SK channels contribute to atrial repolarization in sinus rhythm but are down-regulated in chronic AF, highlighting them as a potential atrial-selective target for antiarrhythmic drugs.
AIMS: Small-conductance calcium-activated potassium (SK) channels are expressed in the heart of various species, including humans. The aim of the present study was to address whether SK channels play a functional role in human atria. METHODS AND RESULTS: Quantitative real-time PCR analyses showed higher transcript levels of SK2 and SK3 than that of the SK1 subtype in human atrial tissue. SK2 and SK3 were reduced in chronic atrial fibrillation (AF) compared with sinus rhythm (SR) patients. Immunohistochemistry using confocal microscopy revealed widespread expression of SK2 in atrial myocytes. Two SK channel inhibitors (NS8593 and ICAGEN) were tested in heterologous expression systems revealing ICAGEN as being highly selective for SK channels, while NS8593 showed less selectivity for these channels. In isolated atrial myocytes from SR patients, both inhibitors decreased inwardly rectifying K(+) currents by ∼15% and prolonged action potential duration (APD), but no effect was observed in myocytes from AF patients. In trabeculae muscle strips from right atrial appendages of SR patients, both compounds increased APD and effective refractory period, and depolarized the resting membrane potential, while only NS8593 induced these effects in tissue from AF patients. SK channel inhibition did not alter any electrophysiological parameter in human interventricular septum tissue. CONCLUSIONS: SK channels are present in human atria where they participate in repolarization. SK2 and SK3 were down-regulated and had reduced functional importance in chronic AF. As SK current was not found to contribute substantially to the ventricular AP, pharmacological inhibition of SK channels may be a putative atrial-selective target for future antiarrhythmic drug therapy.

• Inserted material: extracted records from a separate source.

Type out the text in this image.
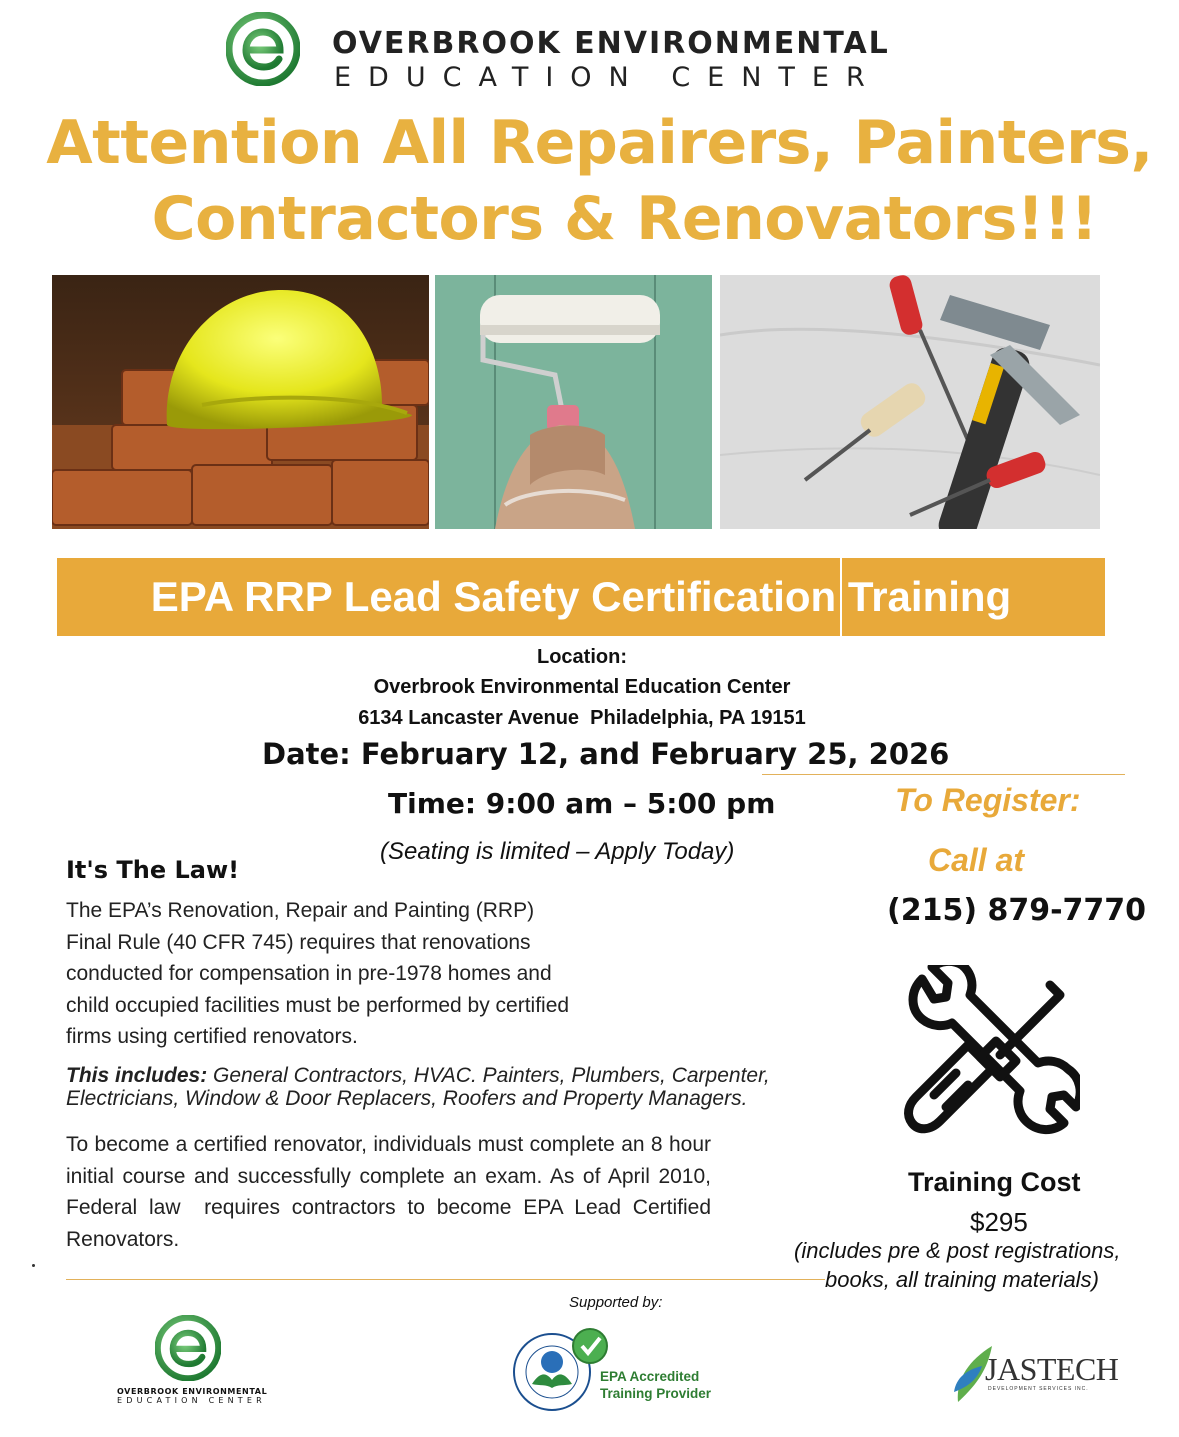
OVERBROOK ENVIRONMENTAL
EDUCATION CENTER
Attention All Repairers, Painters,
Contractors & Renovators!!!
EPA RRP Lead Safety Certification Training
Location:
Overbrook Environmental Education Center
6134 Lancaster Avenue  Philadelphia, PA 19151
Date: February 12, and February 25, 2026
Time: 9:00 am – 5:00 pm
(Seating is limited – Apply Today)
To Register:
Call at
(215) 879-7770
It's The Law!
The EPA’s Renovation, Repair and Painting (RRP)
Final Rule (40 CFR 745) requires that renovations
conducted for compensation in pre-1978 homes and
child occupied facilities must be performed by certified
firms using certified renovators.
This includes: General Contractors, HVAC. Painters, Plumbers, Carpenter, Electricians, Window & Door Replacers, Roofers and Property Managers.
To become a certified renovator, individuals must complete an 8 hour initial course and successfully complete an exam. As of April 2010, Federal law  requires contractors to become EPA Lead Certified Renovators.
Training Cost
$295
(includes pre & post registrations,
books, all training materials)
Supported by:
OVERBROOK ENVIRONMENTAL
EDUCATION CENTER
EPA Accredited
Training Provider
JASTECH
DEVELOPMENT SERVICES INC.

Skibsbye et al. (Fri,) conducted a other in Atrial fibrillation. SK channel inhibitors (NS8593 and ICAGEN) was evaluated on Inwardly rectifying K(+) currents and action potential duration. SK channel inhibitors NS8593 and ICAGEN decreased inwardly rectifying K+ currents by ~15% and prolonged action potential duration in atrial myocytes from sinus rhythm patients, but not AF patients.